Les raviolis que j’avais commandés furent préparés rapidement, et les piles de raviolis avaient l’air délicieuses.
Je les pris et me retournai pour partir, mais une petite voix m’interpella par derrière.
« Att-Attends. »
Je m’arrêtai et me retournai vers une Peng Ah-Hee visiblement nerveuse.
Ce qu’elle dit ensuite… était plutôt inattendu.
« …J’ai entendu dire que le clan Gu allait choisir de nouveaux épéistes demain. »
« Hein ? » En effet, le clan Gu allait sélectionner de nouveaux épéistes le deuxième jour de la cérémonie.
Mais pourquoi Peng Ah-Hee posait-elle cette question ?
Son expression et son ton étaient étranges, alors je lui demandai :
« Pourquoi tu me demandes ça ? Tu comptes participer ? »
« Pourquoi je participerais ?! Et pourquoi tu me parles comme ça ? Je suis plus âgée d’un an que toi ! »
Ah, c’est vrai.
« Mes excuses, Sœur Aînée, j’avais oublié. »
« Ne m’appelle pas comme ça tout à coup, tu vas me faire vomir. »
…Qu’est-ce qu’elle veut que je fasse au juste ?
Elle ne devait pas avoir de bons souvenirs me concernant, vu comment les fiançailles s’étaient terminées.
Il valait mieux que je la laisse tranquille, alors je me retournai de nouveau pour partir.
« Bref, amuse-toi bien ici, que ce soit pour le travail ou les vacances. »
Je jetai un dernier coup d’œil en prenant mes raviolis.
Peng Ah-Hee sursauta encore quand je la regardai.
Je me rappelai que je ne voulais pas que mes raviolis refroidissent, alors je détournai les yeux et repris la route, Muyeon marchant derrière moi.
Je sentis le regard de Peng Ah-Hee dans mon dos alors que je quittais la zone.
__________
Le Jeune Maître du clan Peng, Peng Woojin, était un homme que tout le monde enviait.
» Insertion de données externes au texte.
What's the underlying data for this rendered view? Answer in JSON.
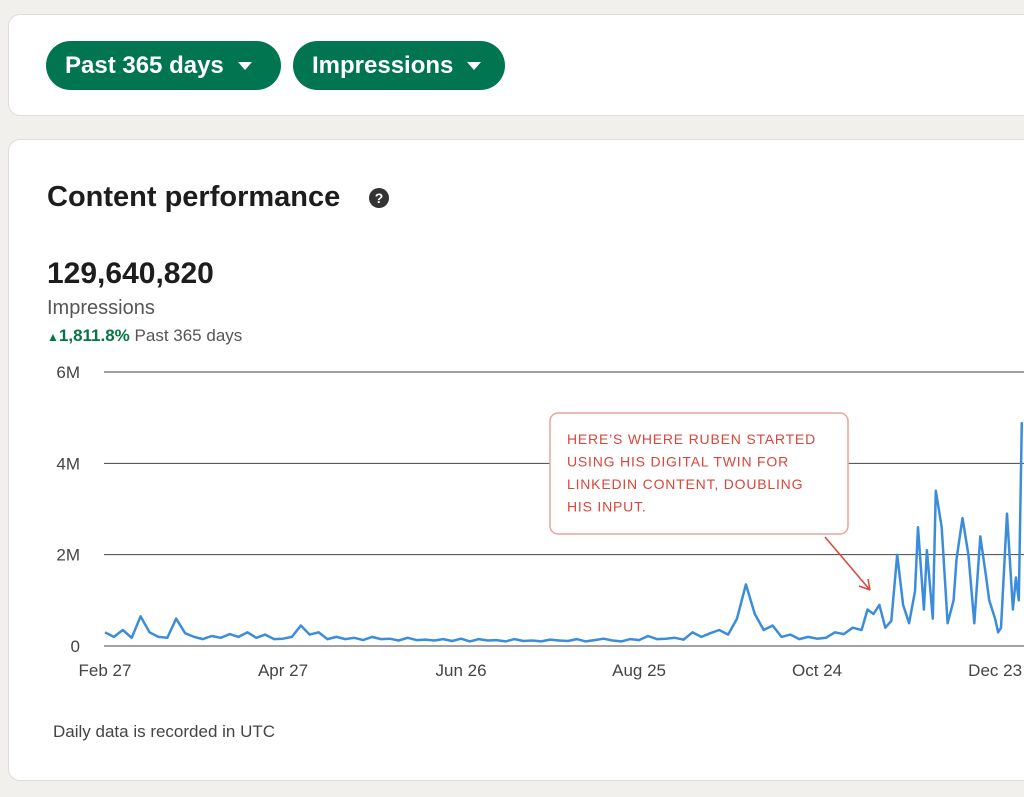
{
  "filters": [
    {
      "label": "Past 365 days"
    },
    {
      "label": "Impressions"
    }
  ],
  "card": {
    "title": "Content performance",
    "metric": {
      "value": "129,640,820",
      "label": "Impressions",
      "change": "1,811.8%",
      "period": "Past 365 days"
    },
    "footnote": "Daily data is recorded in UTC"
  },
  "chart_data": {
    "type": "line",
    "color": "#3b8ddb",
    "grid": true,
    "xlim": [
      0,
      364
    ],
    "ylim": [
      0,
      6000000
    ],
    "xticks": [
      {
        "value": 0,
        "label": "Feb 27"
      },
      {
        "value": 60,
        "label": "Apr 27"
      },
      {
        "value": 120,
        "label": "Jun 26"
      },
      {
        "value": 180,
        "label": "Aug 25"
      },
      {
        "value": 240,
        "label": "Oct 24"
      },
      {
        "value": 300,
        "label": "Dec 23"
      }
    ],
    "yticks": [
      0,
      {
        "value": 2000000,
        "label": "2M"
      },
      {
        "value": 4000000,
        "label": "4M"
      },
      {
        "value": 6000000,
        "label": "6M"
      }
    ],
    "x": [
      0,
      3,
      6,
      9,
      12,
      15,
      18,
      21,
      24,
      27,
      30,
      33,
      36,
      39,
      42,
      45,
      48,
      51,
      54,
      57,
      60,
      63,
      66,
      69,
      72,
      75,
      78,
      81,
      84,
      87,
      90,
      93,
      96,
      99,
      102,
      105,
      108,
      111,
      114,
      117,
      120,
      123,
      126,
      129,
      132,
      135,
      138,
      141,
      144,
      147,
      150,
      153,
      156,
      159,
      162,
      165,
      168,
      171,
      174,
      177,
      180,
      183,
      186,
      189,
      192,
      195,
      198,
      201,
      204,
      207,
      210,
      213,
      216,
      219,
      222,
      225,
      228,
      231,
      234,
      237,
      240,
      243,
      246,
      249,
      252,
      255,
      257,
      259,
      261,
      263,
      265,
      267,
      269,
      271,
      273,
      274,
      276,
      277,
      279,
      280,
      282,
      284,
      286,
      287,
      289,
      291,
      293,
      295,
      297,
      298,
      300,
      301,
      302,
      304,
      306,
      307,
      308,
      309
    ],
    "values": [
      300000,
      200000,
      350000,
      180000,
      650000,
      300000,
      200000,
      180000,
      600000,
      280000,
      200000,
      150000,
      220000,
      180000,
      260000,
      200000,
      300000,
      180000,
      250000,
      150000,
      160000,
      200000,
      450000,
      250000,
      300000,
      150000,
      200000,
      150000,
      180000,
      130000,
      200000,
      150000,
      160000,
      120000,
      180000,
      130000,
      140000,
      120000,
      150000,
      110000,
      160000,
      100000,
      150000,
      120000,
      130000,
      100000,
      150000,
      110000,
      120000,
      100000,
      140000,
      120000,
      110000,
      150000,
      100000,
      130000,
      160000,
      120000,
      100000,
      150000,
      130000,
      220000,
      150000,
      160000,
      180000,
      140000,
      300000,
      200000,
      280000,
      350000,
      250000,
      600000,
      1350000,
      700000,
      350000,
      450000,
      200000,
      250000,
      150000,
      200000,
      160000,
      180000,
      300000,
      260000,
      400000,
      350000,
      800000,
      700000,
      900000,
      400000,
      550000,
      2000000,
      900000,
      500000,
      1200000,
      2600000,
      800000,
      2100000,
      600000,
      3400000,
      2600000,
      500000,
      1000000,
      1900000,
      2800000,
      2000000,
      500000,
      2400000,
      1500000,
      1000000,
      600000,
      300000,
      400000,
      2900000,
      800000,
      1500000,
      1000000,
      4900000
    ],
    "annotation": [
      "HERE’S WHERE RUBEN STARTED",
      "USING HIS DIGITAL TWIN FOR",
      "LINKEDIN CONTENT, DOUBLING",
      "HIS INPUT."
    ]
  }
}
Il était perçu comme ayant le potentiel de devenir le meilleur,
Mais il ne faisait aucun effort.
Quand il parlait de ses rêves, il s’assurait toujours de dire que devenir Seigneur n’était pas son ambition. Puis il enchaînait en disant qu’il ne pouvait pas faire grand-chose contre la réalité.
Il devint finalement le chef de l’Académie du Dragon Céleste, dirigée par l’Alliance Murim, et le plus jeune seigneur de clan de l’histoire.
Mais il avait toujours l’air prêt à s’endormir à tout instant.
Un jour, Peng Woojin demanda à Peng Ah-Hee s’il pouvait quitter le clan.
Peng Ah-Hee lui répondit par sarcasme, comme toujours, mais Peng Woojin, somnolent, prit sa réponse au sérieux et répondit :
« Très bien, je vais faire ça. »
Peu de temps après cette discussion, Peng Woojin laissa une courte lettre disant : Je reviendrai dans peu de temps, puis disparut.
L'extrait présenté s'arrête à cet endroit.